By midafternoon, the clinic was over, the Iraqi doctors were gone and the American medics once again were the only health providers in the neighborhood.
The medics have been working out of a Stryker armored vehicle that is specially configured as an ambulance. It is equipped with four stretchers, oxygen and medical supplies but no weapon system.
As a precaution against insurgent attacks that are sometimes aimed at ambulances, the medics have unbolted the distinguishing red cross from the side of their Stryker. They have also stopped carrying medic aid bags so they would not be singled out by enemy snipers. The medics carry M-4 rifles and M-9 pistols for self-defense, but are not outfitted with machine guns or other heavy arms.
Before the medics came to Sadr City a month ago, they spent much of their time attending to American soldiers with diarrhea and other ailments.
Being posted in Sadr City, however, has been different. In a month of fighting, the company’s medics say they have treated just two injured Americans, who were hurt when a roadside bomb exploded. They have spent much more of their time patching up Iraqi soldiers with gunshot wounds and other injuries and have responded to the needs of civilians.
American soldiers have been killed and wounded here: one was wounded in the face by a stray round just the other day. But Iraqi troops are deployed in front of American forces and civilians have sometimes been caught in the cross-fire.
Early morning on Thursday presented the medics with one of their hardest cases. A group of Iraqis gathered outside the seven-foot-high concrete wall of the American compound and screamed for help.
A Stryker vehicle blocking the entrance to the American base pulled back, and several Iraqi men and women rushed in with a pushcart covered by blankets. An Iraqi woman in a black abaya raised her arms imploringly to the sky and prayed for help.

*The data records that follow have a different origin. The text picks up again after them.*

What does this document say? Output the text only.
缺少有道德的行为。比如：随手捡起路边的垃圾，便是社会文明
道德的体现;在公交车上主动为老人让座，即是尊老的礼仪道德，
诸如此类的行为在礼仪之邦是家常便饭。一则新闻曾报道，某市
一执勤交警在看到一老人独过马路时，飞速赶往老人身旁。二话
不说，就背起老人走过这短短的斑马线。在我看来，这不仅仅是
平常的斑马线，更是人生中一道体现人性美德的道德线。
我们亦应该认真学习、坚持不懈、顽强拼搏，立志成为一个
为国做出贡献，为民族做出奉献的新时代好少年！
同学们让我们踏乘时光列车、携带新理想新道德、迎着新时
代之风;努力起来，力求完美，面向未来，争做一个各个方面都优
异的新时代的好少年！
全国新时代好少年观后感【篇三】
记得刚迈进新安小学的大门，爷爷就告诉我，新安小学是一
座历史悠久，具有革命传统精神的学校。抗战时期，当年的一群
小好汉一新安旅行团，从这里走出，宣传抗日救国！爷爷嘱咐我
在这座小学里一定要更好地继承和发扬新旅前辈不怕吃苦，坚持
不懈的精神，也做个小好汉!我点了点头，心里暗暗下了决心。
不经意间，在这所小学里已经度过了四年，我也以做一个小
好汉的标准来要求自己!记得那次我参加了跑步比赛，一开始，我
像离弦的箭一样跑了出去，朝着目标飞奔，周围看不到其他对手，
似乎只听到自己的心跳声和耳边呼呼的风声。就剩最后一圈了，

The American soldiers were torn by a desire to help and fear that a suicide bomber might have set a nefarious trap. As the blankets were pulled back, however, the face of a woman emerged, her hair singed and her teeth ashen with soot.
The Americans got on the radio and asked the Iraqi Army to send an ambulance. Meanwhile, the woman was lifted onto a stretcher and taken to the medics’ Stryker.

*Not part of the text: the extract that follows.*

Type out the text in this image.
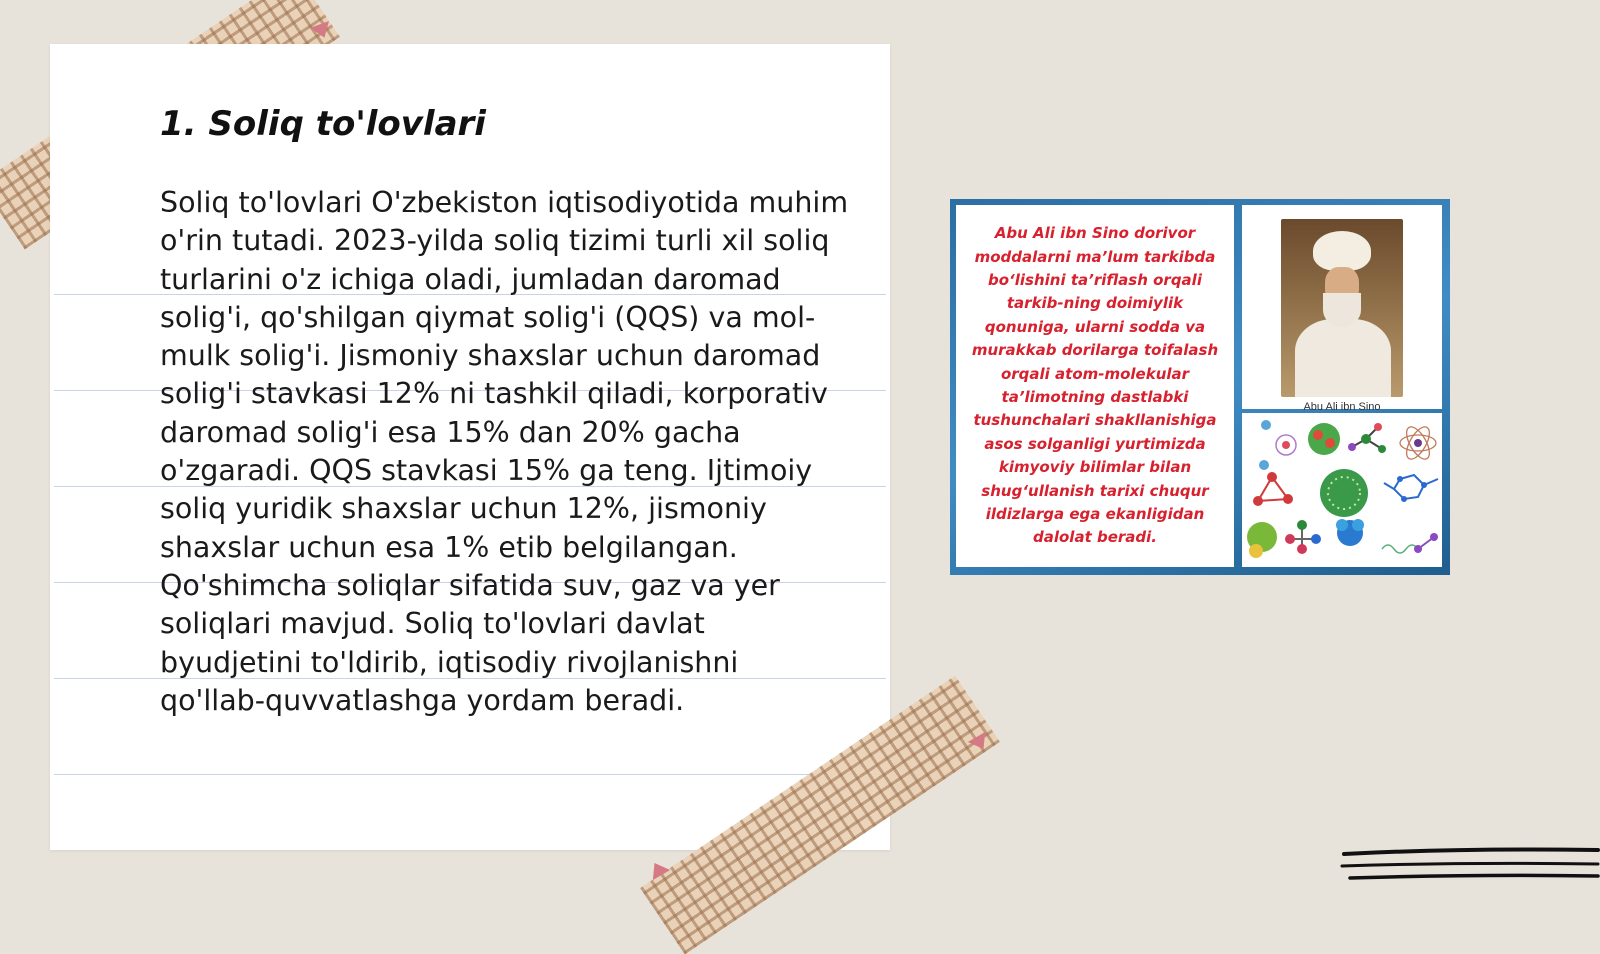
1. Soliq to'lovlari

Soliq to'lovlari O'zbekiston iqtisodiyotida muhim o'rin tutadi. 2023-yilda soliq tizimi turli xil soliq turlarini o'z ichiga oladi, jumladan daromad solig'i, qo'shilgan qiymat solig'i (QQS) va mol-mulk solig'i. Jismoniy shaxslar uchun daromad solig'i stavkasi 12% ni tashkil qiladi, korporativ daromad solig'i esa 15% dan 20% gacha o'zgaradi. QQS stavkasi 15% ga teng. Ijtimoiy soliq yuridik shaxslar uchun 12%, jismoniy shaxslar uchun esa 1% etib belgilangan. Qo'shimcha soliqlar sifatida suv, gaz va yer soliqlari mavjud. Soliq to'lovlari davlat byudjetini to'ldirib, iqtisodiy rivojlanishni qo'llab-quvvatlashga yordam beradi.

Abu Ali ibn Sino dorivor moddalarni ma’lum tarkibda bo‘lishini ta’riflash orqali tarkib-ning doimiylik qonuniga, ularni sodda va murakkab dorilarga toifalash orqali atom-molekular ta’limotning dastlabki tushunchalari shakllanishiga asos solganligi yurtimizda kimyoviy bilimlar bilan shug‘ullanish tarixi chuqur ildizlarga ega ekanligidan dalolat beradi.

Abu Ali ibn Sino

Pfc. William A. Spencer Jr. and Sgt. Kevin Stine went to work under the light of Capt. Logan Veath’s head-mounted flashlight. Captain Veath cut the bandages while the medics started an IV.

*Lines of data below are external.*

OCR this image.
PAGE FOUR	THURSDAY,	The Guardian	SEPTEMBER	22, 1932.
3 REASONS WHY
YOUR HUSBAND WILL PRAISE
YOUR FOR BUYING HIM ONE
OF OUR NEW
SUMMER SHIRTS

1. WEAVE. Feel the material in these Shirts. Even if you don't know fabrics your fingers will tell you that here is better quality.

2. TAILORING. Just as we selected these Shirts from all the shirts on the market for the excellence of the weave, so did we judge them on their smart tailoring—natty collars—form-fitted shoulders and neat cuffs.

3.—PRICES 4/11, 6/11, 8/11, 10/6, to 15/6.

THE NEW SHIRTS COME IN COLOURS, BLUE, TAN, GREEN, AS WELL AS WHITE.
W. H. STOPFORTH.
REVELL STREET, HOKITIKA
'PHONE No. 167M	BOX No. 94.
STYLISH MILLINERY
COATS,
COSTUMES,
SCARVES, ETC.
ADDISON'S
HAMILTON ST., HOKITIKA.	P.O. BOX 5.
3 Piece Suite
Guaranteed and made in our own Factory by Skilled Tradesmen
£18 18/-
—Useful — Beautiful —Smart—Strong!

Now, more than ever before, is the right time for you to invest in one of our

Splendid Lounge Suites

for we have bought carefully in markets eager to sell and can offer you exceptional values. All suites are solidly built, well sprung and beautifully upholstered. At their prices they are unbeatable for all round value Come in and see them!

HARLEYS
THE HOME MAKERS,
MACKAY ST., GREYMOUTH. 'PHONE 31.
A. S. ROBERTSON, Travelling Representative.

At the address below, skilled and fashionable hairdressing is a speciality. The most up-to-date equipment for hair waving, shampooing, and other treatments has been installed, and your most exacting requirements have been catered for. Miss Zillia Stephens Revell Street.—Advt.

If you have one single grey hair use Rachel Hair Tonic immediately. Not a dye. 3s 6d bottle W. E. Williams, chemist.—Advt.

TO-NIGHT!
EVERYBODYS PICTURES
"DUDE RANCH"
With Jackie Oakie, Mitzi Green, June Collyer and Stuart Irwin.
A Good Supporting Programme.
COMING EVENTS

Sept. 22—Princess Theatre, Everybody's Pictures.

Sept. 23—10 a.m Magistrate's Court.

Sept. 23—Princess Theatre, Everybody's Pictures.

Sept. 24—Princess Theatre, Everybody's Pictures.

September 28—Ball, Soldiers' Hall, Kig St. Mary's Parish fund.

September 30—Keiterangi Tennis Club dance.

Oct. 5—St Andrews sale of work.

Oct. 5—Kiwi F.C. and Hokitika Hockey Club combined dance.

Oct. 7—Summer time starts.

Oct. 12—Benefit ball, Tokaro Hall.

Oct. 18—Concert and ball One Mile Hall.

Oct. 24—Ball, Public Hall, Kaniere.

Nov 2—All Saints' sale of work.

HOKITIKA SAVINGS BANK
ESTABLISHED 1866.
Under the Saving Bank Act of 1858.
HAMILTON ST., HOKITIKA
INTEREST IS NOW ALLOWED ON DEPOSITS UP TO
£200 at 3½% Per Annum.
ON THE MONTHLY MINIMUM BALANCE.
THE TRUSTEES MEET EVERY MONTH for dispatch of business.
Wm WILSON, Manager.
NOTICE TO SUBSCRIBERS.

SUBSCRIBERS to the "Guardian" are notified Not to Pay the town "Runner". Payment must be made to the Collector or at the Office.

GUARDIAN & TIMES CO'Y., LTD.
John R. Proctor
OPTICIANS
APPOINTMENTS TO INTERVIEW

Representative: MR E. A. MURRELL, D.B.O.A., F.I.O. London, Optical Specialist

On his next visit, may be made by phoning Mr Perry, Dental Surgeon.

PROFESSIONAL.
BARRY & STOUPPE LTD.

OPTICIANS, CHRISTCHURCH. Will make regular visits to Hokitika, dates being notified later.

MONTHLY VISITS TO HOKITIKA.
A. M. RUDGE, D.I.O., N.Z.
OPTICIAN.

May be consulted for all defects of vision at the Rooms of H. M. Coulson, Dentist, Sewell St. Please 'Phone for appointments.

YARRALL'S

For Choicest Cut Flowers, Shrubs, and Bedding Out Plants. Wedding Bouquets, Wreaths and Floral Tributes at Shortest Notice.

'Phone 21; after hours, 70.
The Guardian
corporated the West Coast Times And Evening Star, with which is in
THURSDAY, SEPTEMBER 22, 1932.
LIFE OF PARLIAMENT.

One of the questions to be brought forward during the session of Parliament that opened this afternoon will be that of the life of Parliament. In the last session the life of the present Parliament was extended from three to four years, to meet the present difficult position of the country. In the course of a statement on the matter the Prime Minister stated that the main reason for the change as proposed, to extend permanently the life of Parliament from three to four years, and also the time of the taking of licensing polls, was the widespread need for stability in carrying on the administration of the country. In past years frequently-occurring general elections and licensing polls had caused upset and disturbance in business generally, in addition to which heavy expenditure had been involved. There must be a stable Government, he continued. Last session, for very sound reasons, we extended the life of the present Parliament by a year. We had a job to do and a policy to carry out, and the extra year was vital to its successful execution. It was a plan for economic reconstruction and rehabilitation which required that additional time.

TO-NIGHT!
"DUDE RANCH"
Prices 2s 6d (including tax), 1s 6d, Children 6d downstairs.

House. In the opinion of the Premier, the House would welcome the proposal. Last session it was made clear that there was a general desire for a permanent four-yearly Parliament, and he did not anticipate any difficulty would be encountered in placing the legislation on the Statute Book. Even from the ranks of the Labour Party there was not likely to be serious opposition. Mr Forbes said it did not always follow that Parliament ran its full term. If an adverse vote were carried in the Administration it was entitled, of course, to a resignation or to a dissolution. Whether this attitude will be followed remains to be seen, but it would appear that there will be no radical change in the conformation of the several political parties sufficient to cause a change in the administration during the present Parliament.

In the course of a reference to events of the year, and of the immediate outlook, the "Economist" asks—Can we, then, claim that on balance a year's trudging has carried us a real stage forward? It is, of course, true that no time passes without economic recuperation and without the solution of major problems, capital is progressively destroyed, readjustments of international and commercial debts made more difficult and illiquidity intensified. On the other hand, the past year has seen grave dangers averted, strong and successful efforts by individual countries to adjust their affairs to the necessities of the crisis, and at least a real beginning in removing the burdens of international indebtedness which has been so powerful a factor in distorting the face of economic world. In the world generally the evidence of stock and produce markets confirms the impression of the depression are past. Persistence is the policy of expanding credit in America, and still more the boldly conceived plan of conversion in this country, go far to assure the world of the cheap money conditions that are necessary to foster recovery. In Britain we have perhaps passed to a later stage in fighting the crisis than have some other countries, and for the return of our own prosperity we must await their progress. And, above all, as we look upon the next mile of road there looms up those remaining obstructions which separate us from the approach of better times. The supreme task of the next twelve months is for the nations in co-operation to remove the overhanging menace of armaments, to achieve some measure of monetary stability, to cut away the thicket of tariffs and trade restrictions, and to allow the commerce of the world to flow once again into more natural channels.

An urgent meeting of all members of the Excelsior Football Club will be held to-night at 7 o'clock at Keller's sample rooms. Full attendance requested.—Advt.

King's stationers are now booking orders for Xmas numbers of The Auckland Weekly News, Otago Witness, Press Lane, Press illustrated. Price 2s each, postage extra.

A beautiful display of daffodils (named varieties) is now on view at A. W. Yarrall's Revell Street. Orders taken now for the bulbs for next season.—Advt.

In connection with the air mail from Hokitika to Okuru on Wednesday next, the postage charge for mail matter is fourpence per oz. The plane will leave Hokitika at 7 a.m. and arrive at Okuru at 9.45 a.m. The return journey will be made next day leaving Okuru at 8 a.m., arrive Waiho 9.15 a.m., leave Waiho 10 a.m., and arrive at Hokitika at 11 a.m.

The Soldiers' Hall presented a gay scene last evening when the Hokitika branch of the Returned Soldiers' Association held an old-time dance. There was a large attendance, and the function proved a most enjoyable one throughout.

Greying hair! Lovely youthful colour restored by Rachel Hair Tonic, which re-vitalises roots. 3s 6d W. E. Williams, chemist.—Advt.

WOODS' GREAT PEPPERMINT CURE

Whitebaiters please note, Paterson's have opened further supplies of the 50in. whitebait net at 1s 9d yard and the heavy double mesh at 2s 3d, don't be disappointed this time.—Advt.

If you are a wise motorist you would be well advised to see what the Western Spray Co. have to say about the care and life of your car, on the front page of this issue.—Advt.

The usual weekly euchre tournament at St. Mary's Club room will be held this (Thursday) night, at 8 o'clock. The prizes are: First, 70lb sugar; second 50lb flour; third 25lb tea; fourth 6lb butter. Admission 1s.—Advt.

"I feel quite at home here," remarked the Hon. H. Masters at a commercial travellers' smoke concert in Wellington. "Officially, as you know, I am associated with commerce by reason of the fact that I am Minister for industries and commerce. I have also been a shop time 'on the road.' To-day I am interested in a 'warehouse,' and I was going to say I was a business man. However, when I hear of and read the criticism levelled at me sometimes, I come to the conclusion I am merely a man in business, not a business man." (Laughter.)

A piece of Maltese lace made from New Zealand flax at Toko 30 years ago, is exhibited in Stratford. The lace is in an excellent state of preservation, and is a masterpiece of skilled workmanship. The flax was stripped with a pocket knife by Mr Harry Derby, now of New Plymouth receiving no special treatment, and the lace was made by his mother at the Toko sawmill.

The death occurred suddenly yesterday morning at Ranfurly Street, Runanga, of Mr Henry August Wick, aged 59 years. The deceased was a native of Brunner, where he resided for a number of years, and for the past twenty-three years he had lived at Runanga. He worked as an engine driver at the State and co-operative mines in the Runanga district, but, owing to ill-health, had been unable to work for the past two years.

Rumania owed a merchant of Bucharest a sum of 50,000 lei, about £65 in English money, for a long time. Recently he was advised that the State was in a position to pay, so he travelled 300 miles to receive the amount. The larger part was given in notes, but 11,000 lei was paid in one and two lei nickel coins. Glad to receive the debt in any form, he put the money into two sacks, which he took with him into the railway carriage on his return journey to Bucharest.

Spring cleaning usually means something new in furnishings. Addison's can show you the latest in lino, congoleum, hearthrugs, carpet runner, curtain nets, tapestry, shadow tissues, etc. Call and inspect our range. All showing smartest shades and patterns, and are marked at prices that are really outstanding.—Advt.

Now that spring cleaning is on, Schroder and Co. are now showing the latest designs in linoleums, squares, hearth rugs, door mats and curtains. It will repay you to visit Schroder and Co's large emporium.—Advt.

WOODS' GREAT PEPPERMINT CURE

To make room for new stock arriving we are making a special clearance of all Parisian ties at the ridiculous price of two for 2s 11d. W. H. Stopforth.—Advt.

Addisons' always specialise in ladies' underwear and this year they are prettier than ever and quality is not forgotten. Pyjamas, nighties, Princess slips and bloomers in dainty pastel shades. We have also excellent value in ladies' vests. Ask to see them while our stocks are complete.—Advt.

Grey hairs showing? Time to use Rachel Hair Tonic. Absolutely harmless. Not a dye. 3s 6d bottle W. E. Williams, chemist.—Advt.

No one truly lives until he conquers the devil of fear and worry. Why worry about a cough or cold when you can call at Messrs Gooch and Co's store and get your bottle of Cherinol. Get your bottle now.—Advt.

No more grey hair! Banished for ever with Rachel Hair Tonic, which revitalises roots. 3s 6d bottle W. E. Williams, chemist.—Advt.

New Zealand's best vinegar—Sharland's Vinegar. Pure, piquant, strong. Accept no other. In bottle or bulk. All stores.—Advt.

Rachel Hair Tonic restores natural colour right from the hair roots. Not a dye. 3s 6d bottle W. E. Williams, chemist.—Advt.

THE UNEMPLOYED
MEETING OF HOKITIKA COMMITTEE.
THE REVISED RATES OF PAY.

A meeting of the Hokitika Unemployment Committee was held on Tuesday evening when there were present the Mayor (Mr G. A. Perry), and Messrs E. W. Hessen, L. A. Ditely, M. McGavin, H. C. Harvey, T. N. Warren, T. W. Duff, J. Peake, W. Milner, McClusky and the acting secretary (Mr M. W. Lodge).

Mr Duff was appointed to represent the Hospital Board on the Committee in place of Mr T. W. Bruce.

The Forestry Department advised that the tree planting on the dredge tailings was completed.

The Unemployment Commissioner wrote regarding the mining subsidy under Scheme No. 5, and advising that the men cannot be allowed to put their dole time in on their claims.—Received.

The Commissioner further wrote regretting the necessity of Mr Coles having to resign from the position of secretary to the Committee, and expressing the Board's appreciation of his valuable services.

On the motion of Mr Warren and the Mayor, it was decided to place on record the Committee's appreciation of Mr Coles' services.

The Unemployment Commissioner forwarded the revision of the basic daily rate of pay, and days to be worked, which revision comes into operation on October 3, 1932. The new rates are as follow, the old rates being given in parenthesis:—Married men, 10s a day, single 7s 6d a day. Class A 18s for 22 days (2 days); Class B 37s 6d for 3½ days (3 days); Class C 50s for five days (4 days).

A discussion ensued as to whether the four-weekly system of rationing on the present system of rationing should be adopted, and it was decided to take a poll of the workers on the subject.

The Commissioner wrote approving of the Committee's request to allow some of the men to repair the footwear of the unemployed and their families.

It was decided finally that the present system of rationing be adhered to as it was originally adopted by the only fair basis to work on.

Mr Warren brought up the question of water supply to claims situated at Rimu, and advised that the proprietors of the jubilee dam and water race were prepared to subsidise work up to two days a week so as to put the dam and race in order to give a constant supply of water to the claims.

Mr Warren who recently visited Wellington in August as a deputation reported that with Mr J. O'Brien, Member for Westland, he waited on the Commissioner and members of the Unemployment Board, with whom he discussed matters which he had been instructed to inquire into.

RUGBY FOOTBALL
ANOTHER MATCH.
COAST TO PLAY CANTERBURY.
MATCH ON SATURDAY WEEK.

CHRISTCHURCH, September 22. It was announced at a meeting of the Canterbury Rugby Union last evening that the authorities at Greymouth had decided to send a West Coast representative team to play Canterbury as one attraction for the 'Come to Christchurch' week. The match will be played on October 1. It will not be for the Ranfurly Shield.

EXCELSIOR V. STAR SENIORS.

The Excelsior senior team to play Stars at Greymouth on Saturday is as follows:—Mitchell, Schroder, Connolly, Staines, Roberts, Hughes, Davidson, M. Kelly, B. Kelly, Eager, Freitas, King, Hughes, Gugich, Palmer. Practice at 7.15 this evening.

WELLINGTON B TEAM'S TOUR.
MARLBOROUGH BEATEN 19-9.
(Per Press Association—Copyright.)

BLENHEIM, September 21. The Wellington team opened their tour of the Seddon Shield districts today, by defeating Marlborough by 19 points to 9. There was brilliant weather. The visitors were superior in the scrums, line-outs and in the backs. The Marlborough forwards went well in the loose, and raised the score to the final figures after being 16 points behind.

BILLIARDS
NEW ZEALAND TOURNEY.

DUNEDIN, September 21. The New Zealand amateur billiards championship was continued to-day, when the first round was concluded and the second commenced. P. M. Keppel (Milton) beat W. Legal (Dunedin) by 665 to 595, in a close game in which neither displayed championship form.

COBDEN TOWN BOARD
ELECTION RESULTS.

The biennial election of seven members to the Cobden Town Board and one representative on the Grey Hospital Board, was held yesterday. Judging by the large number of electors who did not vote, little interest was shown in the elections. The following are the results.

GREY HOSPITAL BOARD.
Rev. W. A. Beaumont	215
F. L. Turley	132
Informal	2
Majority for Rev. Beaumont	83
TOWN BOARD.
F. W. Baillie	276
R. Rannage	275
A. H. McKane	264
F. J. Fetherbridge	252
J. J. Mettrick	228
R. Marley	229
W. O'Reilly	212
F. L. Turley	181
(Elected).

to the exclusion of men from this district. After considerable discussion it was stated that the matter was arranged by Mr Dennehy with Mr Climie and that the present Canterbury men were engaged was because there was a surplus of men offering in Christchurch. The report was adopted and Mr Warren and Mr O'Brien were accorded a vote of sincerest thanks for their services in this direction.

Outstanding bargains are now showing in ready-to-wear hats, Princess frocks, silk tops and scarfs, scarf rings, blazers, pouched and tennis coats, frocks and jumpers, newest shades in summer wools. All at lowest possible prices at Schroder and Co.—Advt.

As the medics rushed to treat the woman, trying to pull back the blankets that covered her, she struggled to cover up. The soldiers explained through an interpreter that this was no time for modesty. Some of her female relatives held their black abayas out from their bodies to create a screen against onlookers as the Americans wrapped her limbs in bandages.
But there was only so much the medics could do. The woman needed care at a hospital burn clinic. After 20 minutes, two Iraqi soldiers arrived from the front line to transport her to a hospital. There was no ambulance. All they had was an armored Humvee, and it would have to do.
A Humvee door was tied open to accommodate the long stretcher. The rear cargo compartment was opened and two of the woman’s relatives climbed in. The Humvee drove into the night.
As dawn broke, a father brought in a baby, complaining that the infant had vomited. Specialist Chad Gentry checked the infant’s vital signs and assured the man that the baby would be fine.
Private Spencer, 20, said he was glad to help residents but was surprised by his tour in Sadr City.
“I did not think I would be treating too many civilians,” he said. “I thought it would be military.”